In a recent decision, the High Court granted a claim for declaratory relief that parties were not bound by an expert determination which contained manifest errors, where the relevant clause in the underlying contract contained a carve-out for manifest error or fraud on the part of the expert: WH Holding Ltd v E20 Stadium LLP [2025] EWHC 140 (Comm).

While noting that what constitutes a manifest error will depend on the circumstances of a specific case, Paul Mitchell KC, sitting as a Deputy High Court Judge, concluded that the appropriate test was whether the error was "so obvious and obviously capable of affecting the determination as to admit of no difference of opinion". He also warned against evaluating errors by reference to pejorative language such as whether the expert has committed a "blunder" or "howler", which involve subjective judgment and may cast unfair aspersions on the expert's approach.

Applying this test to the errors identified, the judge found that these were indeed "manifest" and went to the heart of the expert's determination. Accordingly, the determination was not final and binding.

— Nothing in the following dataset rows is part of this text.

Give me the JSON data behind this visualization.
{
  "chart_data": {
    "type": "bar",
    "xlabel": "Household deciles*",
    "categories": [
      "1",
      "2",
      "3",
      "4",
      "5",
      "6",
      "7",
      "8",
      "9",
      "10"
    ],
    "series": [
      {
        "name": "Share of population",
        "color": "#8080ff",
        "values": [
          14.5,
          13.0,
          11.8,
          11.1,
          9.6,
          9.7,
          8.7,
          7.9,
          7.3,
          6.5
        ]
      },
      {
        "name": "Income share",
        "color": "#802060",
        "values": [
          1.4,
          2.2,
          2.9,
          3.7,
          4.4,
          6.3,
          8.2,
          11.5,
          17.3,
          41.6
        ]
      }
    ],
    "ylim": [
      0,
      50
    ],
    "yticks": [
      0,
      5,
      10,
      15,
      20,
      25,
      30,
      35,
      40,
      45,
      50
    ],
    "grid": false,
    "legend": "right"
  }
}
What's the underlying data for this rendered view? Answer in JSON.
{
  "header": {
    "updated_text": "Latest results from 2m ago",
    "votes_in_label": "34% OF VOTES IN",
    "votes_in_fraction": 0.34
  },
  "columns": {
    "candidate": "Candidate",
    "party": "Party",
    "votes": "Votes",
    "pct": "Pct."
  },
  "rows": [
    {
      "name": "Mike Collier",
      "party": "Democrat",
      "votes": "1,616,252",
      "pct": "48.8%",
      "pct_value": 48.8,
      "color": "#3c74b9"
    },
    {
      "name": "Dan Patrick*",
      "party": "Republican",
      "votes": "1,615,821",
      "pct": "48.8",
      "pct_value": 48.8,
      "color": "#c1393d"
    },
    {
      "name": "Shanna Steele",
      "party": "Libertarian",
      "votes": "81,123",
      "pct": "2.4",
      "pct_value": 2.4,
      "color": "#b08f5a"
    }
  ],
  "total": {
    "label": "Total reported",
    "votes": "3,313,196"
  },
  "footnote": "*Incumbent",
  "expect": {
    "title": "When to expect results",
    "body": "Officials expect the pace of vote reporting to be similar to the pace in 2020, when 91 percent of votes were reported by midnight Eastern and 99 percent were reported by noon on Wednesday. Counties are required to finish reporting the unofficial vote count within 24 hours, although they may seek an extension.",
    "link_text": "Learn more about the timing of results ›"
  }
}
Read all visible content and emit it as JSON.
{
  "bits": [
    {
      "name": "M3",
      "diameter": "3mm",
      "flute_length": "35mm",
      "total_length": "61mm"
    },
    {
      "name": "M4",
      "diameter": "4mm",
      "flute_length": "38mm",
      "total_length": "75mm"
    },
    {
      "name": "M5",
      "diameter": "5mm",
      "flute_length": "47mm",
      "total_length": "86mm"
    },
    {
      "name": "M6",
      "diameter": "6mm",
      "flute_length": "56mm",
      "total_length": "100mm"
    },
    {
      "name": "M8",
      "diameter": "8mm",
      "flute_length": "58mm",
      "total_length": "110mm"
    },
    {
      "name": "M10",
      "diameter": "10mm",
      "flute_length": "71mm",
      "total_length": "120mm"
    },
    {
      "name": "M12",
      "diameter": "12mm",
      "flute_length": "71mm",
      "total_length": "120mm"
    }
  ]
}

The judge also provided helpful comments as to what materials a court can consider when evaluating whether an expert's decision contained manifest errors. While, again, each case will turn on its facts, in circumstances where the parties had agreed that a reasoned decision might only be overturned on grounds of manifest error or fraud, it was appropriate for the examination to be fairly thorough, including in this case a review of the submissions made to the expert and the documents mentioned in them.